Similarly, if we have a road split at a Y and we want to be clear about which is "straight" and which bears off to the side, having one branch at zero degrees and the other branch at 5 degrees isn't clear and obvious; but "straight" would be much more apparent if the angles were zero degrees vs. 20 degrees. Since most of us will not have a protractor handy when we are editing, it is best to simply avoid situations where exactness matters.
This knowledge allows us to control how a junction behaves by modifying a single geometry node in most cases. This is often useful for at-grade connectors where sometimes we prefer a "Keep right/left" and other times a "Turn right/left" would be more appropriate.
If we keep the departure angle in the 20 to 30 degree range, we would get a "Keep Right" to follow the curved one-way connector:
But if we move one geometry node to create a 90 degree angle, we would receive a "Turn Right" instruction.

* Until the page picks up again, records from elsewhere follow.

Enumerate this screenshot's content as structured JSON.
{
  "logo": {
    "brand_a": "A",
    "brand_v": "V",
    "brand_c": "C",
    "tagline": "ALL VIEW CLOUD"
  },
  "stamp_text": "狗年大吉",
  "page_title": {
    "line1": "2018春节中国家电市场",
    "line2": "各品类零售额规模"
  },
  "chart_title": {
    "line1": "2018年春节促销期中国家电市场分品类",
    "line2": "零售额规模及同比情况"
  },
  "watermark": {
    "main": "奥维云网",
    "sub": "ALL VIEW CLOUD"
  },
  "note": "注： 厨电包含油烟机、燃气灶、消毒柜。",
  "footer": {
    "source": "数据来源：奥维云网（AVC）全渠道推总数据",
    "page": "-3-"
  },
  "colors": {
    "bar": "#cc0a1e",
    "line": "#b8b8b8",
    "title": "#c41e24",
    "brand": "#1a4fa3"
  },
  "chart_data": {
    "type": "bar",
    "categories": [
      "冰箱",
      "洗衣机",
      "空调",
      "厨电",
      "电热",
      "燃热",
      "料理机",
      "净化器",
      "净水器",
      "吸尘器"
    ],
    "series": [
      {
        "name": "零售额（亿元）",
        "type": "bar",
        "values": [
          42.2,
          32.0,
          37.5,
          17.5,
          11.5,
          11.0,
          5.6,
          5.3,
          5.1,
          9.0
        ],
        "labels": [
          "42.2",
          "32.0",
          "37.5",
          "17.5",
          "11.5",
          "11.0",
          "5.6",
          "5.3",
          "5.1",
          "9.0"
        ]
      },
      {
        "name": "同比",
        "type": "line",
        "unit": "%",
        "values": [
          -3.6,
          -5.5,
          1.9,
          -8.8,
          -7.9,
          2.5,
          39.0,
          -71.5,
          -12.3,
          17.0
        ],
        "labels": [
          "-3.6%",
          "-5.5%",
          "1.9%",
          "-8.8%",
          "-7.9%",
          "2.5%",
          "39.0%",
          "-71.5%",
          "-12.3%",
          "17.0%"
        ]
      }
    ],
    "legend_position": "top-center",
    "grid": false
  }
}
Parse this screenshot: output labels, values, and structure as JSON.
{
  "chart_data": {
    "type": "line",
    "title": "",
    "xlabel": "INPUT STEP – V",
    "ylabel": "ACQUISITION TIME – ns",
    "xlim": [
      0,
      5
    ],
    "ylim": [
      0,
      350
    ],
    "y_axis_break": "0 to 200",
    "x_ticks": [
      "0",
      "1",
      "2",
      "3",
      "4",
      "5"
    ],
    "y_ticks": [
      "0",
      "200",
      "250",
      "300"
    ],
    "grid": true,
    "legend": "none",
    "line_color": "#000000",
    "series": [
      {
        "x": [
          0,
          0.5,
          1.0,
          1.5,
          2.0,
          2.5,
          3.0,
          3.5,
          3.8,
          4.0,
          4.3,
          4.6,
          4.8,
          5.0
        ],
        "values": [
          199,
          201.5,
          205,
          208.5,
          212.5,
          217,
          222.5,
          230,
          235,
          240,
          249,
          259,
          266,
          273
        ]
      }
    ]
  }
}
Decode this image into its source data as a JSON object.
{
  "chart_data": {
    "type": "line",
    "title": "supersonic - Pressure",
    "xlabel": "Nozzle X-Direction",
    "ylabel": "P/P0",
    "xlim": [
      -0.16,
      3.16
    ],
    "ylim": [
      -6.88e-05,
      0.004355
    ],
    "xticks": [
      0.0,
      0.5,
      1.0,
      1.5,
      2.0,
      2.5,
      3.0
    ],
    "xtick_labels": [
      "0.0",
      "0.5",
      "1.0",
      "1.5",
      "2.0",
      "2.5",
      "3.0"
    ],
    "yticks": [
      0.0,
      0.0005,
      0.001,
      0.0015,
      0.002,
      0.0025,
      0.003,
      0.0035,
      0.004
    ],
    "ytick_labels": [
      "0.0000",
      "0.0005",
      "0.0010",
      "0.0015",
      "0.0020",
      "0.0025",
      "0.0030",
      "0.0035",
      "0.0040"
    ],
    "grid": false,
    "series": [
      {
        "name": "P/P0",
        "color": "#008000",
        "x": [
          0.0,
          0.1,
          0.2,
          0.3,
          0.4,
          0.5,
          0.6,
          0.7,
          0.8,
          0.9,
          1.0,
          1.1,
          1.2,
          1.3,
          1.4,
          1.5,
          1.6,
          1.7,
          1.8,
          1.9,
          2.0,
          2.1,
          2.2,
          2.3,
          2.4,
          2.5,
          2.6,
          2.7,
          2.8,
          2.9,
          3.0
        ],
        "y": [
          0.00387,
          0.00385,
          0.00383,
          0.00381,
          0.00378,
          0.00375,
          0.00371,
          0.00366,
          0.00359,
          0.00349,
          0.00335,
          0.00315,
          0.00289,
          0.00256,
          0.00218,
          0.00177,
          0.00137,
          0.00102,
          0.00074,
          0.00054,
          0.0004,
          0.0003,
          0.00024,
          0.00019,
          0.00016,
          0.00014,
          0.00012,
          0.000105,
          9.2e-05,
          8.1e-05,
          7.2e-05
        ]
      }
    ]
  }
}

Similar rules apply for the end of that segment as well. If we have a 20 to 30 degree angle as pictured above, there will be no turn instruction, as traffic just smoothly slides into the cross street. But if we make the end of the segment close to a 90 degree angle, then there would be a turn right instruction for the driver.
Furthermore, if the North-South road in that last example were a Minor Highway or a Major Highway, the 20 to 30 degree angle at the start of the connector would produce an "Exit" instruction which may be more confusing than a "Keep" instruction would have been. So unless this connector is signed with an actual exit sign, a 90 degree start to the connector to produce a "Turn" instruction is most likely preferred.
Segment Naming and Type
The names and road types of the attached segments affect the routing algorithms, in addition to the geometry of the road segments,
A rule of thumb is if you want a turn to be announced, having a name difference between segments will improve the chances (but not guarantee) that it will happen. In the case of the at-grade connector example above, the connector should either have a different name than the road it is leaving, or no name at all. (See At-grade connectors#Road name.)
Road type is a factor in determining navigation instructions as well, but names and angles are much more important. If you have multiple roads meeting at a junction and two of those road segments line up at close to zero degrees and they have the same name, that will be considered straight no matter what road types are used. An example demonstrating this is shown in the discussion on Y-intersections in a later section.
Road type will be the determining factor when all names are different. For example imagine you have a Ramp segment leading to a Freeway segment and another Ramp segment. The Ramp segment will be considered the "straight" continuation and there will be no announcement while a navigation instruction will be given to proceed to the Freeway segment. This is true even if the initial Ramp and the Freeway align at close to 0 degrees and the second Ramp departs at a 20 to 30 degree angle.